There are several reasons why Česko.Digital needs storage space for public assets:

  • Firstly, we do not store our blog images in the repository, which would have inflated the repository size quite a lot.
  • We have some generated data, such as a book translation or a machine-readable list of all cities in the Czech Republic, that we need to store somewhere.

The first solution was quite simple. Tomáš Znamenáček (zoul) and Martin Wenisch together configured a simple S3 bucket with CloudFront leading to the domain “”. All scripts for the automated data upload were uploaded to this bucket. Zoul was responsible for the uploads as he usually is the publisher of all new blog posts.

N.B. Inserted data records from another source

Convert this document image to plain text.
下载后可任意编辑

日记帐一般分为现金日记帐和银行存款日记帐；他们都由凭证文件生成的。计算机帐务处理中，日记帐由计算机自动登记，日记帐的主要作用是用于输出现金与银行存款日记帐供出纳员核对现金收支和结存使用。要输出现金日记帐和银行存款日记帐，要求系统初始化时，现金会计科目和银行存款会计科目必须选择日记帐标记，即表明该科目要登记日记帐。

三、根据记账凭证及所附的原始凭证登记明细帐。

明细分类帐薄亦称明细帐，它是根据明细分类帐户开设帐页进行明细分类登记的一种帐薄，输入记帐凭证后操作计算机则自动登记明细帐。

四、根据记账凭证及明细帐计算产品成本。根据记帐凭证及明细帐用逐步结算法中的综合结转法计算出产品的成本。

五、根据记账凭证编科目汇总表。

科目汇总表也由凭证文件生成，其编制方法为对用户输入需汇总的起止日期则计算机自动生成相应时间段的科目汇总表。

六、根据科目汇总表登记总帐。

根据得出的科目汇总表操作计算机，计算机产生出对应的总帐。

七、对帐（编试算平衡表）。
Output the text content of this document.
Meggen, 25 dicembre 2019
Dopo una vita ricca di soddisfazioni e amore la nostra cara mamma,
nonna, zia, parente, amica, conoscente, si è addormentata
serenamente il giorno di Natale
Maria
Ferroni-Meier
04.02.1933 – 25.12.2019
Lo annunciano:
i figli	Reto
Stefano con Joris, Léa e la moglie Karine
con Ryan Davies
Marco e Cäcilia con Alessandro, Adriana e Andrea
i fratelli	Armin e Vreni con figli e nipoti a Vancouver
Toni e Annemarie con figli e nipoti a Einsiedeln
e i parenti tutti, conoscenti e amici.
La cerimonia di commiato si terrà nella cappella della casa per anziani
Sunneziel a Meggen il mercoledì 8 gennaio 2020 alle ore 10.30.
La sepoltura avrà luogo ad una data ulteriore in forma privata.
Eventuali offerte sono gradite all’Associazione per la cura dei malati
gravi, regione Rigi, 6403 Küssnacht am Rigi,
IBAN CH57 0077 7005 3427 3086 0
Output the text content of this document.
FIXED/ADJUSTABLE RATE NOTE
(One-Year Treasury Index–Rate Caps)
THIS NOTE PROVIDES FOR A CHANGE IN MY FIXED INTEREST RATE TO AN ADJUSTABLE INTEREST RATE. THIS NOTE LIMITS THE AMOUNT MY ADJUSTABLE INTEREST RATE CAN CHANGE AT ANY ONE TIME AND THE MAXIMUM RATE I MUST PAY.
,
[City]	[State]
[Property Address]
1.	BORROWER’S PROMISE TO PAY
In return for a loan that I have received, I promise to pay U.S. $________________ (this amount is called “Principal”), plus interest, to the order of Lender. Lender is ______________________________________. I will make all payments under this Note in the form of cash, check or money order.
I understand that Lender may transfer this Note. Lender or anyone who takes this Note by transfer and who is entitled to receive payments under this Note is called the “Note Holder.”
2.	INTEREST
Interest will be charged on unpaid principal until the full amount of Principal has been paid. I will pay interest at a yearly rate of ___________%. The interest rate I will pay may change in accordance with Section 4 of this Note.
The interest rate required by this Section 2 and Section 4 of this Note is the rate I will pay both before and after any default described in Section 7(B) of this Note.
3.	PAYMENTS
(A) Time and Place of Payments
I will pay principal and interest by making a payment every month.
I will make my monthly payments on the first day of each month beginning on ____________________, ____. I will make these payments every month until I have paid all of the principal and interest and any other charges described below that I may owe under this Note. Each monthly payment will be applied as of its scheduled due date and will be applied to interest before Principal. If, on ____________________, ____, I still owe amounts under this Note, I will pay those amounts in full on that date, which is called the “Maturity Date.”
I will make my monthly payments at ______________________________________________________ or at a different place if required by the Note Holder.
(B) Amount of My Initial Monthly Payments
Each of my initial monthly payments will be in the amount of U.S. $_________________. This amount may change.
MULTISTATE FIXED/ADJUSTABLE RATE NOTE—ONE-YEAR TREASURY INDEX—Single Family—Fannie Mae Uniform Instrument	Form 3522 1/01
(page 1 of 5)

It works well, but there is always some space for improvements:

  • Only the people who had an AWS IAM access could upload new files.
  • Any uploads were only possible through the AWS CLI or AWS Console.
  • The S3 bucket did not have any backup or a versioning system.

Architecture and Implementation

First, we opened a GitHub issue to discuss the specifications. The initial idea was to create a simple application. But then Martin got an amazing idea to use GitHub Actions.

For that, we would need a separate GitHub repository for the assets and to configure a GitHub Action for content synchronization. With this solution we would benefit from the Git versioning and the content back up. I looked for similar approaches for public data storage but I could not find anything. For that reason, I have made my decision to implement the synchronization.

For the AWS set up configuration, I wanted to use Terraform from the very beginning. The reason for that is that AWS is a complex service. Having the infrastructure as code is useful, especially because it works great for prototyping. Terraform helps you to set up, change and remove any AWS infrastructure. Martin has a lot of experience in Terraform, and he has also done the code reviews for me. Please see a link to an existing solution for the S3 upload I found here: jakejarvis/s3-sync-action.

All sources are available on GitHub. Now, let me highlight some design decisions we have made:

  • Currently we have two S3 buckets. One is used for the manual uploads, and the other is used for automatically generated data. CloudFront has an origin group with a fail-over bucket configured. CloudFront transfers a particular request to the bucket with the generated files, in case the file is not in the primary bucket.
  • We have an error page for invalid URLs.
  • Sync Action uploads all files from the content folder and invalidates the CloudFront cache. It was essential to add the “delete flag” to make sure removed files are removed from the cache, too.
  • We configured a GitHub Action for infrastructure changes. Terraform state is kept in a separate S3 bucket. The repository also contains a CODEOWNERS file. This file prevents any unwanted infrastructure changes that could bring extra costs.

GitHub GUI is available for any file uploads immediately, and it is accessible to anyone. The file upload process is very transparent and clear. On top of this structure, we are considering adding an extra layer such as NetlifyCMS. This would help us to hide the committing process. At this point however, we treat this as a cosmetic change and it does not have a high priority in our near future improvements.

I enjoyed working on this project. It was a fun journey, and not only because I have learned something new, especially about Terraform and AWS. Thank you so much, Martin and zoul. Thank you for your help, your dedication and for being an inevitable part of this project.